Yin yoga is a slow, meditative style of yoga where poses are held for several minutes at a time. A relative new addition to the yoga world, yin is becoming increasingly popular, but people often are often unclear about what it really is. Keep reading for a brief guide below.
Yin and Yang
In Taoist philosophy, the concept of yin and yang describes the duality of life where everything interconnected and natural forces exist in complementary pairs. Nothing is every completely yin or completely yang as one cannot exist without the other and they combine to create something greater than the sum of their parts
Literally translated yin and yang mean bright and dark. More generally, yang attributes are energetic, rapid and dynamic things, whereas yin attributes are calm, slow and steady.
Modern yoga has come a long way from its origin as few seated poses designed to prepare the body and mind for long periods of meditation.
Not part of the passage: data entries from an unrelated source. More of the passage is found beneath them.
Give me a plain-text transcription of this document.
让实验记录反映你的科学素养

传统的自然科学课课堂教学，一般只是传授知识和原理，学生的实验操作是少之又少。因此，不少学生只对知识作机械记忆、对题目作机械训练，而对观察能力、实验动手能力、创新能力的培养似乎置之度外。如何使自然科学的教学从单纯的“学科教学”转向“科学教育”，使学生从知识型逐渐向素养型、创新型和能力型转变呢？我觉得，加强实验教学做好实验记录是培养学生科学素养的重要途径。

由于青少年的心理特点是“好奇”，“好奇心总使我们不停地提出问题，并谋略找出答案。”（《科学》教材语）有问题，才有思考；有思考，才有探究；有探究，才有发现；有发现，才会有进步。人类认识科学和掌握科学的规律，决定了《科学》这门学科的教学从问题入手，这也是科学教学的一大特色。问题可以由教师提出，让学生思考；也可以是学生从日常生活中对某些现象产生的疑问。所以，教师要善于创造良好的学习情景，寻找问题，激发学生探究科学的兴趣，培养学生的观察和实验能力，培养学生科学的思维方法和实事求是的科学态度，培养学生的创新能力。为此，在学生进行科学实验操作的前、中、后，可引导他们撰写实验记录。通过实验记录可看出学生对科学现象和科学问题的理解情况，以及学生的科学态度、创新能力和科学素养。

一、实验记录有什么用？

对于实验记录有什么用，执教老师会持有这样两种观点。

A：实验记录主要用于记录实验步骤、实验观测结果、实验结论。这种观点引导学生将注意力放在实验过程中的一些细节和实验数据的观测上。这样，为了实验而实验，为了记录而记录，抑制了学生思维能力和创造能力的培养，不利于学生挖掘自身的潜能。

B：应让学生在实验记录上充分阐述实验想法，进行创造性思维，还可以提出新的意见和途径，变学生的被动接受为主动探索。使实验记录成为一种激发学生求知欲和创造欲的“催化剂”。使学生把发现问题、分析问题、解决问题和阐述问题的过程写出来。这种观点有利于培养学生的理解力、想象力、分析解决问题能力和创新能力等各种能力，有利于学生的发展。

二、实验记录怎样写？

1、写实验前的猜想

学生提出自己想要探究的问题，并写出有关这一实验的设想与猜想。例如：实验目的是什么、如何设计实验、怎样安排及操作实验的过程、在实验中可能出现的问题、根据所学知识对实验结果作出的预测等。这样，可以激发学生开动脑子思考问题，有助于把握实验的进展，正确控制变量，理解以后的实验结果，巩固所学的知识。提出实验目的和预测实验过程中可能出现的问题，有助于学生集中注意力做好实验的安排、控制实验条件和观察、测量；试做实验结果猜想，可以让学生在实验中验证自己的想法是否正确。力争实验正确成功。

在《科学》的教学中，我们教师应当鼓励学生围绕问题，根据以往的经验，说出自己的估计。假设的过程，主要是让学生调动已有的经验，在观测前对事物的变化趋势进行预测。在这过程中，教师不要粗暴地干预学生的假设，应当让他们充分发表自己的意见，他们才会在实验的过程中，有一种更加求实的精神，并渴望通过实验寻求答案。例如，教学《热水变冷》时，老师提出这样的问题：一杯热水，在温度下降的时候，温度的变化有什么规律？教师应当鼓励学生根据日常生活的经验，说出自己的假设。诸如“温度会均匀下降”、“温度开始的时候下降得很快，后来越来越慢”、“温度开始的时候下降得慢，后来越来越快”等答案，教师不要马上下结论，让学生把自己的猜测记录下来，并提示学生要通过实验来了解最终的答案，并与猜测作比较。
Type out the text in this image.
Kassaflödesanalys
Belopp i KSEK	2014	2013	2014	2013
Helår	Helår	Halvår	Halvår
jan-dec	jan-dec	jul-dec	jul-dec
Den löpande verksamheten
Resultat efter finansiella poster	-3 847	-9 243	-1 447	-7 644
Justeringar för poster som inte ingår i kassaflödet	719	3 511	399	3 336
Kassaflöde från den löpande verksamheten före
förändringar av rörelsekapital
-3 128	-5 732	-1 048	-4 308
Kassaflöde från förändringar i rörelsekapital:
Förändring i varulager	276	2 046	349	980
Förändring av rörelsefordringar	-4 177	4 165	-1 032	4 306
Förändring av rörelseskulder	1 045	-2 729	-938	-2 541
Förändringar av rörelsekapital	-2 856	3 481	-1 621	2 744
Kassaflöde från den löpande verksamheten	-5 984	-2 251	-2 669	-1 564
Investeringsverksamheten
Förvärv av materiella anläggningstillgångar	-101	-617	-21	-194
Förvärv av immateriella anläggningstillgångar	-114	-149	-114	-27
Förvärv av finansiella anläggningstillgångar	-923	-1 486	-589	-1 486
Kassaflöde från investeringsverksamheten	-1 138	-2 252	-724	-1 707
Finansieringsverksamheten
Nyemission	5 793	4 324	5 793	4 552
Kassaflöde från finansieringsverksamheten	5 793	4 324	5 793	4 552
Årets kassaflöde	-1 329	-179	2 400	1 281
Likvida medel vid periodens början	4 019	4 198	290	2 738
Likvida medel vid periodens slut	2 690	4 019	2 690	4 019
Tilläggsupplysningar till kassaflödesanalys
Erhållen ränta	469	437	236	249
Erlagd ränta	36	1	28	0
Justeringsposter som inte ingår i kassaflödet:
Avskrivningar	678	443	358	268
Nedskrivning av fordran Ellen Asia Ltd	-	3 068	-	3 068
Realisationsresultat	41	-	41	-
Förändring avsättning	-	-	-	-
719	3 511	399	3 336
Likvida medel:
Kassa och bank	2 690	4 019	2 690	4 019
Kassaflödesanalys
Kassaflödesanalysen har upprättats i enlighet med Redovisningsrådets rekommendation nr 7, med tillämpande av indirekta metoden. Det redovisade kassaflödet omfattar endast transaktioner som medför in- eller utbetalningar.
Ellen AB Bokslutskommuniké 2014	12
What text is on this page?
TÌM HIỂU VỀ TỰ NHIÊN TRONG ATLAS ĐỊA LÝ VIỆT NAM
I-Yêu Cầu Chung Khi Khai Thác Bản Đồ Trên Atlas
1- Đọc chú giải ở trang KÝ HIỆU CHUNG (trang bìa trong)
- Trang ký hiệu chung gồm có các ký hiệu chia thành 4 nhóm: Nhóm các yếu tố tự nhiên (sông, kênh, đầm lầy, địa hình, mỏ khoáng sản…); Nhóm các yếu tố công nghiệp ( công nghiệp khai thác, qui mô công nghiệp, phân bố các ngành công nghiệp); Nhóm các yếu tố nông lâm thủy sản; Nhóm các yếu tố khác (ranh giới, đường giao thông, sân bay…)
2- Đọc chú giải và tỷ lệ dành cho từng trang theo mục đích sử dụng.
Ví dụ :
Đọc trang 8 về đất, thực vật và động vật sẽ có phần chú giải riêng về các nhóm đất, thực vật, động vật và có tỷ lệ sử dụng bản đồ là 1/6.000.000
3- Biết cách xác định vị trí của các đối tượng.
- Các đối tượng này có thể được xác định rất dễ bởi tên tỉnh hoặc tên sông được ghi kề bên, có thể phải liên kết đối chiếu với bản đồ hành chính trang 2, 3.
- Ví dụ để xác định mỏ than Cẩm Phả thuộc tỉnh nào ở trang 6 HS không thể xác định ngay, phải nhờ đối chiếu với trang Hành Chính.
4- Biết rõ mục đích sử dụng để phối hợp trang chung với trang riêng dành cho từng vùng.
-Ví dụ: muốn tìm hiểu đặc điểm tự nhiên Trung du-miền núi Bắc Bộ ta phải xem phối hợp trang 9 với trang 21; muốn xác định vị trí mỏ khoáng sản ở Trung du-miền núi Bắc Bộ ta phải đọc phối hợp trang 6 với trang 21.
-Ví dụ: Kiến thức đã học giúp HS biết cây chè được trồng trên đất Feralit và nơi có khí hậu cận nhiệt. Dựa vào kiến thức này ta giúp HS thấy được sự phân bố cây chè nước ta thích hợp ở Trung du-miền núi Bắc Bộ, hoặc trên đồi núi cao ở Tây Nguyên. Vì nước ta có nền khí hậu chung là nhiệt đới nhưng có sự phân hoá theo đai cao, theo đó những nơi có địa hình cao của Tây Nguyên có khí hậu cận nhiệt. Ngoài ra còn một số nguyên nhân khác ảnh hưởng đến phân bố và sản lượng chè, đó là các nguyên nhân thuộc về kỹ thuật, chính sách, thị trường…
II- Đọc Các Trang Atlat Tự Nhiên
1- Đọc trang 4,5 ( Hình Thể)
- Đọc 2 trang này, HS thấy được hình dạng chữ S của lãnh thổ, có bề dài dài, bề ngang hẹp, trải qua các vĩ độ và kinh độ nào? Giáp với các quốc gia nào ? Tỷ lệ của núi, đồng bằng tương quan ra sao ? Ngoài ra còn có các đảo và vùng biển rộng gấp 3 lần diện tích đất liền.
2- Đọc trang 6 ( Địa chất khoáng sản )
Over the years more and more athletic practices with an emphasis on ‘yang’ elements (muscular strength/ flexibility and an elevated heart rate) have become the norm.
However, increasing numbers of, even very advanced, practitioners were starting to notice that despite years of dedicated ‘yang’ practice their bodies were ill prepared for the subtle rigours of meditation. Sitting still challenges the body in a very different way; well-trained yang muscles are largely still and the yin connective tissue and joints take most of the strain.
Yin yoga emerged to bridge the gap between the modern yang forms of yoga and seated meditation. In a yin practice the aim to gently stress the connective tissue (fascia/ tendons/ ligaments) and joints so they acclimatise to stillness. These 'yin' tissues have no direct blood supply and therefore respond much more slowly to change. Hence, yin poses are held for much longer than you would in a regular yoga class, typically 3-5 mins but sometimes as long as 10, to give the body time to adapt.
Yin postures mainly target the big stiff joints of the body involved in sitting e.g. hips, pelvis and lower back. They often stem from traditional yoga poses but are given alternate names to delineate the different emphasis e.g. pigeon is re-named swan.
Lastly, yin yoga also works on energy channels within the body. These energy channels, called meridians in the Chinese system or nadis in the yogic system are believed to run throughout the electrically conductive fascia of the body (see research by Dr Motoyama or Daniel Keown). Stretching the fascia as we do in yin poses stimulates the meridians, helping to clear blockages and promote healing within the body.